Le porte-avions confère à la France un avantage en matière
de
frappe dans la profondeur
, comme l'ont montré les
opérations d'Afghanistan, mais la permanence du groupe aéronaval
n'est pas assurée, les britanniques devant pour leur part se doter de
deux bâtiments à l'horizon 2012. Ces derniers demeureront
durablement les seuls à pouvoir délivrer des
missiles de
croisières
depuis la mer (à partir de sous-marins
actuellement puis sans doute de frégates en fin de décennie).
L'
aviation de combat
britannique possède également une
panoplie plus complète d'équipements modernes (suppression des
défenses antiaériennes, moyens de transmission de données
et d'acquisition d'objectifs, capacité à délivrer des
armes de précision) que son homologue française.
Le
déficit français en matière de capacité de
projection à longue distance
est d'ores et déjà
très important par rapport aux britanniques et
ira en s'aggravant
dans les prochaines années. C'est le cas en matière
aérienne, du fait du vieillissement de notre flotte, alors que les
britanniques disposent d'appareils multifonctions (transport et
ravitaillement), mais également en matière de soutien logistique
par voie maritime.

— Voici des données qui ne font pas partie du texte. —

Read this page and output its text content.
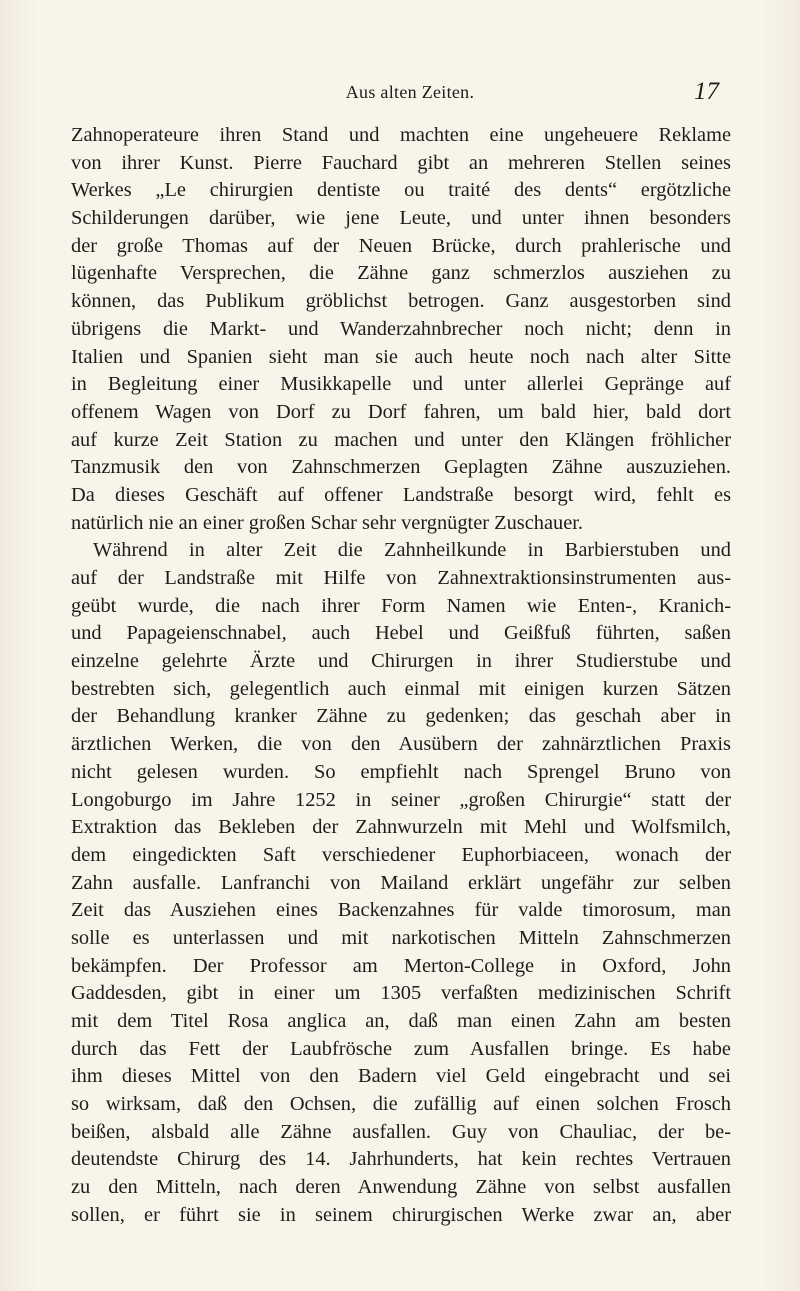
Aus alten Zeiten.	17
Zahnoperateure ihren Stand und machten eine ungeheuere Reklame
von ihrer Kunst. Pierre Fauchard gibt an mehreren Stellen seines
Werkes „Le chirurgien dentiste ou traité des dents“ ergötzliche
Schilderungen darüber, wie jene Leute, und unter ihnen besonders
der große Thomas auf der Neuen Brücke, durch prahlerische und
lügenhafte Versprechen, die Zähne ganz schmerzlos ausziehen zu
können, das Publikum gröblichst betrogen. Ganz ausgestorben sind
übrigens die Markt- und Wanderzahnbrecher noch nicht; denn in
Italien und Spanien sieht man sie auch heute noch nach alter Sitte
in Begleitung einer Musikkapelle und unter allerlei Gepränge auf
offenem Wagen von Dorf zu Dorf fahren, um bald hier, bald dort
auf kurze Zeit Station zu machen und unter den Klängen fröhlicher
Tanzmusik den von Zahnschmerzen Geplagten Zähne auszuziehen.
Da dieses Geschäft auf offener Landstraße besorgt wird, fehlt es
natürlich nie an einer großen Schar sehr vergnügter Zuschauer.
Während in alter Zeit die Zahnheilkunde in Barbierstuben und
auf der Landstraße mit Hilfe von Zahnextraktionsinstrumenten aus-
geübt wurde, die nach ihrer Form Namen wie Enten-, Kranich-
und Papageienschnabel, auch Hebel und Geißfuß führten, saßen
einzelne gelehrte Ärzte und Chirurgen in ihrer Studierstube und
bestrebten sich, gelegentlich auch einmal mit einigen kurzen Sätzen
der Behandlung kranker Zähne zu gedenken; das geschah aber in
ärztlichen Werken, die von den Ausübern der zahnärztlichen Praxis
nicht gelesen wurden. So empfiehlt nach Sprengel Bruno von
Longoburgo im Jahre 1252 in seiner „großen Chirurgie“ statt der
Extraktion das Bekleben der Zahnwurzeln mit Mehl und Wolfsmilch,
dem eingedickten Saft verschiedener Euphorbiaceen, wonach der
Zahn ausfalle. Lanfranchi von Mailand erklärt ungefähr zur selben
Zeit das Ausziehen eines Backenzahnes für valde timorosum, man
solle es unterlassen und mit narkotischen Mitteln Zahnschmerzen
bekämpfen. Der Professor am Merton-College in Oxford, John
Gaddesden, gibt in einer um 1305 verfaßten medizinischen Schrift
mit dem Titel Rosa anglica an, daß man einen Zahn am besten
durch das Fett der Laubfrösche zum Ausfallen bringe. Es habe
ihm dieses Mittel von den Badern viel Geld eingebracht und sei
so wirksam, daß den Ochsen, die zufällig auf einen solchen Frosch
beißen, alsbald alle Zähne ausfallen. Guy von Chauliac, der be-
deutendste Chirurg des 14. Jahrhunderts, hat kein rechtes Vertrauen
zu den Mitteln, nach deren Anwendung Zähne von selbst ausfallen
sollen, er führt sie in seinem chirurgischen Werke zwar an, aber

Quant à l'avantage français dans le domaine
des hélicoptères de transport, il va disparaître avec la
chute annoncée de nos capacités d'ici la livraison, en 2011, du
NH 90. Les britanniques disposent par ailleurs d'hélicoptères
lourds qui nous font défaut.
En matière de
combat terrestre
, les britanniques se sont
dotés d'hélicoptères de combat Apache avant
l'entrée en service du Tigre en France. Leur avantage résulte
surtout du véhicule de combat d'infanterie
Warrior
, et à
l'avenir de l'
Armoured battlefield support vehicule
(ABSV), alors que le
VBCI commencera à peine à être livré en 2006, au
mieux, à l'armée de terre, cette dernière devant d'ici
là fonctionner avec un parc de véhicules vieillissants et
insuffisamment protégés. Dans le domaine
maritime
, la
Royal Navy bénéficie d'un nombre supérieur de
frégates et de sous-marins d'attaque, ainsi que de bâtiments de
soutien.
Enfin, les armées britanniques ont bénéficié ces
dernières années d'un
rythme d'entraînement
très supérieur à celui constaté en France, comme en
témoignent tous les indicateurs d'activités.